This blog was originally published by the Maternal Health Task Force. Written by Dr. Jane Hirst.
Preterm birth, or birth before 37 completed weeks of pregnancy, is now the greatest single cause of mortality in children less than 5 years old and is associated with long-term morbidity in survivors. It has been estimated that approximately 15 million babies are born prematurely every year, accounting for 11% of births worldwide. Numerous interventions to prevent preterm birth have been tried, including progesterone, Arabin pessaries, cervical cerclage and tocolytic agents. However, the results of trials assessing the effectiveness of these and other interventions are generally mixed, principally because it has long been recognised that preterm birth is a syndrome, caused by a number of different conditions. Much less well-described is how the conditions and pathways to early delivery interact with each other.
Different causes of preterm birth are known to be associated with differing risks of poor outcomes for the newborn. This has led to the hypothesis that interventions for preterm birth might be more effective if only they could be targeted at women with specific clinical presentations, or phenotypes, rather than at preterm birth as a whole as occurs at present. In 2012, researchers from the INTERGROWTH-21st Consortium, working together with GAPPS, developed a ‘phenotypic classification system’ for preterm birth, which was published in the American Journal of Obstetrics & Gynecology. The authors proposed a paradigm shift, which involves thinking about preterm birth comprehensively using three different assessments:
- The patterns of associated fetal, maternal and placental conditions
- Signs of initiation of parturition (i.e. contractions, ruptured membranes)
- Events leading up to delivery
Published today in JAMA Pediatrics is the first application of this novel phenotypic approach, which identified 12 distinct preterm birth phenotypes with very different morbidity and mortality rates. Eleven of these clusters were associated with at least one severe fetal, maternal or placental condition. However, the largest phenotype, 22% of preterm births, was not associated with any of these conditions and also had the best outcomes.
This paper presents a new approach to the problem of preterm birth. It moves us away from thinking about preterm birth in terms of specific diagnoses (e.g. preeclampsia, sepsis etc) to considering the whole clinical picture (i.e. all the conditions affecting the woman and her baby) as well as decisions made by healthcare providers that result in preterm birth. It is hoped this approach will be used in future therapeutic trials to better characterise women and babies and their associated outcomes. The goal is eventually to be able to tailor the most effective therapy for every individual mother and baby to reduce the terrible burden of preterm birth.
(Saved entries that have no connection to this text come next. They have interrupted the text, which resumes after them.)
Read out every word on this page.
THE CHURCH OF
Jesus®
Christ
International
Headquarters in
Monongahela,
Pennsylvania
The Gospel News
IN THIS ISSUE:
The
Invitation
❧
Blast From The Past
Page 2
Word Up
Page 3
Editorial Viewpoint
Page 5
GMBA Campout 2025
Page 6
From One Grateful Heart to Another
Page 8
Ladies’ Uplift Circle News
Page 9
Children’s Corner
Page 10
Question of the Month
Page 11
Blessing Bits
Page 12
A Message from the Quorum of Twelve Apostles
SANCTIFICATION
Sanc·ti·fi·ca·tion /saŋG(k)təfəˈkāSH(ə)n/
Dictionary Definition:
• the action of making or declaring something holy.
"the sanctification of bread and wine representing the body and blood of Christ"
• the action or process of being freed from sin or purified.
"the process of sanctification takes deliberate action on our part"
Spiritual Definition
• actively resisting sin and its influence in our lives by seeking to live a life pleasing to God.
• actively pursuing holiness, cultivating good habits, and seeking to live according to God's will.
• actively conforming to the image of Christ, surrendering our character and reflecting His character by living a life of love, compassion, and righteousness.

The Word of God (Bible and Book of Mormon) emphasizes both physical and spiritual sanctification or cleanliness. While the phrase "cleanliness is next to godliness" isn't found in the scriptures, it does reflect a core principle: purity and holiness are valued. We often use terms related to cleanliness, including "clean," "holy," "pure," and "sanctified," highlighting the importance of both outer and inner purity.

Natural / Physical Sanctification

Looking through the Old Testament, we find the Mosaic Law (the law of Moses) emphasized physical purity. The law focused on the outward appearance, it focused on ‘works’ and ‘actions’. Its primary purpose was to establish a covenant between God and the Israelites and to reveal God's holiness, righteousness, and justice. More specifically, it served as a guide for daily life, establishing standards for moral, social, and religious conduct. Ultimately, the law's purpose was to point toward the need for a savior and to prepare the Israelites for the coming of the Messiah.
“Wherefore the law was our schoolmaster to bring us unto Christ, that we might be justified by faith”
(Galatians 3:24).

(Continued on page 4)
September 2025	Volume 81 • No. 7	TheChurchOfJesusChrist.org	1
This study used data gathered from the multinational, population-based INTERGROWTH-21st Project, which was established to study fetal and newborn growth and development in eight populations around the world: Beijing, China; Pelotas, Brazil; Nagpur, India; Turin, Italy; Nairobi, Kenya; Muscat, Oman; Oxford, UK and Seattle, USA. Within these study sites there were 60,058 births over an approximately 12 month period: 53,871 of these babies had ultrasound confirmation of gestational age and 5828 (10.8%) were born preterm.